The words, signs and
concepts he paints are inspired by the New York streets but also books skimmed,
television or songs and conversation with friends. The fragmentary esthetic of
the hip-hop musical scene in which
he was involved, sampling and scratching also have a great impact on his work
which becomes an elaborate form of assemblage or collage. He was also greatly
impressed and inspired by classic black
American music and jazz, Billie Holliday, Dizzy Gillespie,
Charlie Parker, Max Roach and Miles Davis. Black
boxers, Mohammed Ali (Cassius Clay,
1982), Joe Lewis, Jersey Joe Walcott and Jack Johnson also appear frequently in
his painting.

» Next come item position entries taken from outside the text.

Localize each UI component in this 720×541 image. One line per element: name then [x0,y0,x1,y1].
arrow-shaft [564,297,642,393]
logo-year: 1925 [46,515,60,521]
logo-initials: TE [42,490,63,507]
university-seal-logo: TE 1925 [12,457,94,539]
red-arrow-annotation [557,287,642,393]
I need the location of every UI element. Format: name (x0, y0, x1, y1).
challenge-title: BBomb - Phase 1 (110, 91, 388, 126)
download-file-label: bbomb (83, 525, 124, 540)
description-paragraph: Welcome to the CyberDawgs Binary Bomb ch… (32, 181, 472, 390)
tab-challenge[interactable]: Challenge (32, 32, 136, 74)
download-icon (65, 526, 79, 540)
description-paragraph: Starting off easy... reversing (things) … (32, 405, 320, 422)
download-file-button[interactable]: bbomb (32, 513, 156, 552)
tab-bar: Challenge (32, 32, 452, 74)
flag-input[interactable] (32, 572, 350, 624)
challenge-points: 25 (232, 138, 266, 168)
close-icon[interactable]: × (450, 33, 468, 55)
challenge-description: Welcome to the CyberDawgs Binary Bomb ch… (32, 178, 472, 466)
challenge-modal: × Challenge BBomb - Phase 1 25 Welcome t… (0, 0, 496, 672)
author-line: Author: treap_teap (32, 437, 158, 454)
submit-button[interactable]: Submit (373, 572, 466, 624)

Inspired by Rauchenberg “combine paintings” he also uses
unorthodox supports like wood planks and doors.
1983 – Shows twice
in Los Angeles at the Larry Gagosian
gallery meeting with great success. Is shown by Ernst Beyeler in Basel.
1984 – He
collaborates with Warhol and Francesco Clemente on 15 paintings shown by
Bischofberger in his gallery in Zurich.
1985 – Basquiat
appears on the cover of The New York
Times Magazine in a feature entitled "New Art, New Money:
The Marketing of an American Artist". More Basquiat/Warhol collaborative works are shown by Tony Shafrazi in
New York. The critical reception is very negative leading Basquiat to distance
himself from Warhol.
1987 – Warhol dies on 22 February. Basquiat
feels increasingly isolated and depressed and increases his heroin consumption.
1988 –
Riding
with Death is the iconic image that retrospectively is seen to
symbolize the artist’s sudden end. Basquiat tries to
stop heroin on a trip to Hawaii but dies of an overdose on his return to his
studio in New York on 12 August. He was 27 years old.